Fleets of all sizes make use of maintenance management software to ensure their vehicles are in safe operating condition and performing efficiently on the road. With vehicle standards, requirements and technology changing on a regular basis, it is a challenge for fleet operators to make the best equipment buying decisions. New trends in tire design already planned for passenger cars in Europe could dramatically change the look and fuel efficiency of automobile and light-duty fleets in North America.
New designs could offer benefits for fleets
Tire maker Pirelli has predicted that the tires commonly seen on smaller vehicles won't remain in use for long. In fact, the corporation estimates fuel economy requirements being put in place across the world will likely require autos to be designed with taller, slimmer wheels and tires, with a look reminiscent of antique car designs.
The company told GoAuto the average tire will probably be 21 inches in diameter by 2020, significantly larger than the tires commonly seen today. Not only will this help make cars lighter and more fuel efficient, which can help cut costs for fleets, the designs also offer better traction in snow and decrease rolling resistance, another contributor to fuel savings.
Tall, slim models aren't the only new tires that could soon be hitting the market. Off-road vehicle specialist Polaris recently developed an alternative to the standard pneumatic tires - those filled with air - which is expected to be introduced to consumers by next year, according to Fox News. These tires don't look at all traditional - they're airless, flexible webs initially designed for off-road vehicles.
The new creations are reported to carry a variety of benefits. Fox revealed the unique design was "nothing short of astounding," as vehicles sporting the new creations were able to drive right over rocks, sharp branches, tree stumps and gravel without experiencing a problem. The tires were even reported to be in good condition after being shot by engineers. While the design is still extreme for over-the road use, fleet vehicles that spend time on rough terrain, such as construction sites or oil and gas fields, may eventually consider their use to reduce blowouts and the time and money associated with changing out flat tires.

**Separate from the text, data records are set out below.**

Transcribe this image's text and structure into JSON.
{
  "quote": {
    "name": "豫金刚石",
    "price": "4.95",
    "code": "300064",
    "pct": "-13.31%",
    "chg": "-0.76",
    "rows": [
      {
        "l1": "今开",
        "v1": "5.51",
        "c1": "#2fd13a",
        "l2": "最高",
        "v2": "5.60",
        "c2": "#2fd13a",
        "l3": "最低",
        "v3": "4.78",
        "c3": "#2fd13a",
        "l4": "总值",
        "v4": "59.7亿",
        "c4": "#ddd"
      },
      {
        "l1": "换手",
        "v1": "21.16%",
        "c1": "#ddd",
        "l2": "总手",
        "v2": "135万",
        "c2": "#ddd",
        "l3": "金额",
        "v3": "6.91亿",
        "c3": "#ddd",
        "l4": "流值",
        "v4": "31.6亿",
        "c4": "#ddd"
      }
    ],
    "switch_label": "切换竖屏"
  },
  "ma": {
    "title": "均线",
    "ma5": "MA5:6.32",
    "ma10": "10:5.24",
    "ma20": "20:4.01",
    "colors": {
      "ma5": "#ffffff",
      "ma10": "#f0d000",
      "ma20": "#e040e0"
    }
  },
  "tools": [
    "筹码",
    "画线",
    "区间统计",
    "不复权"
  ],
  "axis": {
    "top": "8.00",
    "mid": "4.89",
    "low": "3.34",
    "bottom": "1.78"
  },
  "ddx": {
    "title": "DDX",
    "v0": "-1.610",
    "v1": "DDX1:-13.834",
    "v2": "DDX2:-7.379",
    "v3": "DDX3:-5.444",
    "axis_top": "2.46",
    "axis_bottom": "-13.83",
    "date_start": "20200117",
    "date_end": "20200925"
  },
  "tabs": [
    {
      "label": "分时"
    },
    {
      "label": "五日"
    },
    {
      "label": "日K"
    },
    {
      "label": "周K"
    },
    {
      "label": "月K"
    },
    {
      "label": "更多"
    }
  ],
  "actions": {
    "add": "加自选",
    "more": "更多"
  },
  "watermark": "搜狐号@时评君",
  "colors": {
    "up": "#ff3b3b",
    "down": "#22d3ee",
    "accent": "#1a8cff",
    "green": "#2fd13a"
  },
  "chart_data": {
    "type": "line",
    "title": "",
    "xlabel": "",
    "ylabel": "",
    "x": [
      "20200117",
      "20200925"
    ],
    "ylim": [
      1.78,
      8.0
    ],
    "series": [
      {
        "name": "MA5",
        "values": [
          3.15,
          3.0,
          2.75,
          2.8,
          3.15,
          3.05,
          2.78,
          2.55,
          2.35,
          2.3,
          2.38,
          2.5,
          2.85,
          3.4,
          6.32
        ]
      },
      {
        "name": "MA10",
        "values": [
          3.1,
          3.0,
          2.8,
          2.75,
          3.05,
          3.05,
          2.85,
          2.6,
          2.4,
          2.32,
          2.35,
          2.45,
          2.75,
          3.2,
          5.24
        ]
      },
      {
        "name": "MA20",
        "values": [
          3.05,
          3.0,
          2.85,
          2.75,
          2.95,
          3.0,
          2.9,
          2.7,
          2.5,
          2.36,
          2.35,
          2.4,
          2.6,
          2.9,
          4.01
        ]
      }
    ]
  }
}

Fleet maintenance software can track benefits
Currently available "next generation" tires and the proposed skinny tires of the future may offer fleet operators and their drivers distinct benefits over conventional styles, but measuring those benefits accurately is almost impossible without the use of fleet maintenance management software. Tracking and comparing vehicle lifecycle operating costs, fuel efficiency and tire-related repair and maintenance expense is necessary to help mid-size and larger fleets cost-justify investments in new technologies.
Companies can benefit today through cost-control and better buying decisions from the effective use of fleet maintenance management software. Implementing such systems also captures vehicle lifecycle costs and equipment performance data as a normal part of routine inspections and repairs and maintenance. It is this critical cost and performance data that will help any fleet make sense of the comparative costs and benefits of various new technologies, including tires.